By K.A. Laity
You can Google the term and come up with a bunch of answers, but as librarians will ask you, are you sure you have the right one? I always say I’m a ‘duck test’ sort of person — an out-dated Americanism for recognising ‘communists’—viz. if it walks like a duck, quacks like a duck, it’s probably a duck (though Senator McCarthy might have been wise to have looked into more stringent methods).
Most people who like the mystery subgenre of noir will point to the films with their bleak cityscapes, inky shadows and sudden gun shots. Ida Lupino and Humphrey Bogart frown with worry, Lauren Bacall and Gloria Grahame show their gams, while Farley Granger looks lost. In novels, Patricia Highsmith’s slippery Tom Rippley worms his way into people’s lives while keeping his intentions hidden, or Dashiell Hammet sends the Continental Op to a seedy location and the blood spills red down the walls.

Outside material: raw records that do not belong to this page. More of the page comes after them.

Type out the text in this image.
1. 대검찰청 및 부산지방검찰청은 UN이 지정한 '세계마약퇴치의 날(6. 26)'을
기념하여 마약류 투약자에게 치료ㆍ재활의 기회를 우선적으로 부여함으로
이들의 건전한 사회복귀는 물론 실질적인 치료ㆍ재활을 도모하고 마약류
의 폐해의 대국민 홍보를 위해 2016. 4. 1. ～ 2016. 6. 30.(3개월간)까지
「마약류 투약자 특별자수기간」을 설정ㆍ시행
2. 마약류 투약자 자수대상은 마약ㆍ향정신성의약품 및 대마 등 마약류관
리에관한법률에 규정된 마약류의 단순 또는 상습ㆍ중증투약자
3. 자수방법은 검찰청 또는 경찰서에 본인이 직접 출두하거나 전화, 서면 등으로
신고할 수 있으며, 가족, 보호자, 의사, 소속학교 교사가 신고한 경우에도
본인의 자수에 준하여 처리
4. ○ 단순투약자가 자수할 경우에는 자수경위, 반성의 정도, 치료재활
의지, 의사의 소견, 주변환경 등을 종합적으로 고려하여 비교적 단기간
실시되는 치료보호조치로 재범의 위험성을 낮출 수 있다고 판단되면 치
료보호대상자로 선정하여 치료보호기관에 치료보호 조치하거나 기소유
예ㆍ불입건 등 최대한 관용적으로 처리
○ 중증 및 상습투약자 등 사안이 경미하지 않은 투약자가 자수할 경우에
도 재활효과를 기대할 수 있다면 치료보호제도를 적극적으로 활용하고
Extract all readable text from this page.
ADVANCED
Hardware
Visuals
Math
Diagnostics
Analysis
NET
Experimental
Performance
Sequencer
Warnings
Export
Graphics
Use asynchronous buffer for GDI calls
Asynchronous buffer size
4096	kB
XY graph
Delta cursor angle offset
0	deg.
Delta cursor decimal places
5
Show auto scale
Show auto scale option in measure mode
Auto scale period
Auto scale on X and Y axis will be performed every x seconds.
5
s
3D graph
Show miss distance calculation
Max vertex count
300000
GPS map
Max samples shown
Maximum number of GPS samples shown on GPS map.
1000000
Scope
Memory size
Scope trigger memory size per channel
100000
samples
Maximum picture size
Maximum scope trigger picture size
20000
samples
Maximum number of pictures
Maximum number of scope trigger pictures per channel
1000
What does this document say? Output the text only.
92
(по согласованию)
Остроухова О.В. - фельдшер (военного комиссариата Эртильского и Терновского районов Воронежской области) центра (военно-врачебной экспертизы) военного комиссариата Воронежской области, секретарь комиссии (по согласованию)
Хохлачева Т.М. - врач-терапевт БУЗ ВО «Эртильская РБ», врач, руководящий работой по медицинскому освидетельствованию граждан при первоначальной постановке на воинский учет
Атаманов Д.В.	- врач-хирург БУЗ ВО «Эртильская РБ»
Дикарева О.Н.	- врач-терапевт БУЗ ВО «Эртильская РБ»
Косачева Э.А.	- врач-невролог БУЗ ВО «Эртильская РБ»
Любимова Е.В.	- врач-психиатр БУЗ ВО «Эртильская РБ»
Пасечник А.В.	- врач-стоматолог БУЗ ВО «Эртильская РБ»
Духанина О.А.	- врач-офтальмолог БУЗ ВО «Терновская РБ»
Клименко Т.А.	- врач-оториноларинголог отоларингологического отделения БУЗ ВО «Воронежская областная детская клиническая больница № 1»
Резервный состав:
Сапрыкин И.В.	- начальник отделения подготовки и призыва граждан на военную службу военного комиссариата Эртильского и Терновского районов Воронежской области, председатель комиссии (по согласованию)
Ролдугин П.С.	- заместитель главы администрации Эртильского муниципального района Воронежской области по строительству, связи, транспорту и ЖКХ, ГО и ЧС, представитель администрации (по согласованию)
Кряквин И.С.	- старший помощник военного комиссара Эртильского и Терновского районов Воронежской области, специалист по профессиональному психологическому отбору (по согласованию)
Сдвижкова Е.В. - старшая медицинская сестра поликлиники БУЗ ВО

When I think of ‘noir’ I tend to think of women who don’t see the options and men who make bad choices. The very gendered split of that thought is what led me to thinking about Drag Noir (an anthology I’m editing for Fox Spirit Books) and how people might play with that divide. In the noir world, people invest in the gender divisions because it brings them some certainty in an uncertain and dangerous world.
Buddhists say desire is the beginning of suffering: noir is all about the suffering. And the desire — whether it’s for money or sex or something less certain. Fred MacMurray lusting for Barbara Stanwyck: we know the Double Indemnity story so well. Sex is a straightforward equation. But what about Lily Dillon in Jim Thompson’s The Grifters? Especially as embodied by Anjelica Huston in Frears’ film, she’s hungry and restless as a shark, but nothing really fills that empty well for long. Sometimes there’s a hunger that can’t be fed.
Yeah, that’s noir.
So what happens when you mash it up with the fantastic, a genre more associated with triumph and champions? In White Rabbit I do it just to throw in another level of confusion and doubt. My protagonist, James Draygo, is a disgraced former detective who works as a fake psychic.
Except he’s not a fake.
Which makes things worse when a prospective client gets gunned down at his tapping table. She’s the trophy wife of a media mogul on her way to divorce. There’s conspiracies, drug deals, powerful men and persuasive women—and a whole lot of mystery.
What if? All stories spring from those words. What if a boy and girl fell in love, but their families were feuding? What if a horse could tell us its life story? What if we saw a murder but we can’t tell who did it? All stories begin in mystery; finding out what happens next is what keeps us turning the pages. Reading is detective work. We can walk those dangerous streets for a little while and wrap the darkness around us.
K. A. Laity is the author of the supernatural noir novel White Rabbit, the sexy thriller series Chastity Flame and as Graham Wynd, author of the noir collection Extricate/Throw the Bones. She can be found at her website, on Facebook and on Twitter.
K. A. Laity says
Thanks for hosting me, Mollie!
Mollie Bryan says
It’s always a pleasure, Kate!
Kemberlee says
I always viewed noir as those old black and white detective thrillers . . . smoking guns, trench-coated PIs with a wide brimmed hat pull low over their eyes, and bombshells always needing rescuing. “Jump into my roadster, doll, and we’ll leave this burg forever. Just you and me, doll.” And they’re gunned down by the jealous husband in a fit of rage.
Noir is a bit psychological thriller too, I think. One of the reasons I love Gaslight so much. Dark, brooding, mysterious, deceptive.
Mollie Bryan says
I think that good noir also seems to have an interesting cadence in the language. Or is that just me? 😉
K. A. Laity says
I think it’s that attention to language which makes noir distinct from something like hard-boiled, which has the same darkness but none of the beauties of atmosphere and wit.
Mollie Bryan says
Ah-ha! So it’s not just me. Good to know. There are some writers that don’t call themselves noir, necessarily, but to me, have that cadence. I’m thinking of Hilary Davidson. There are some others, as well.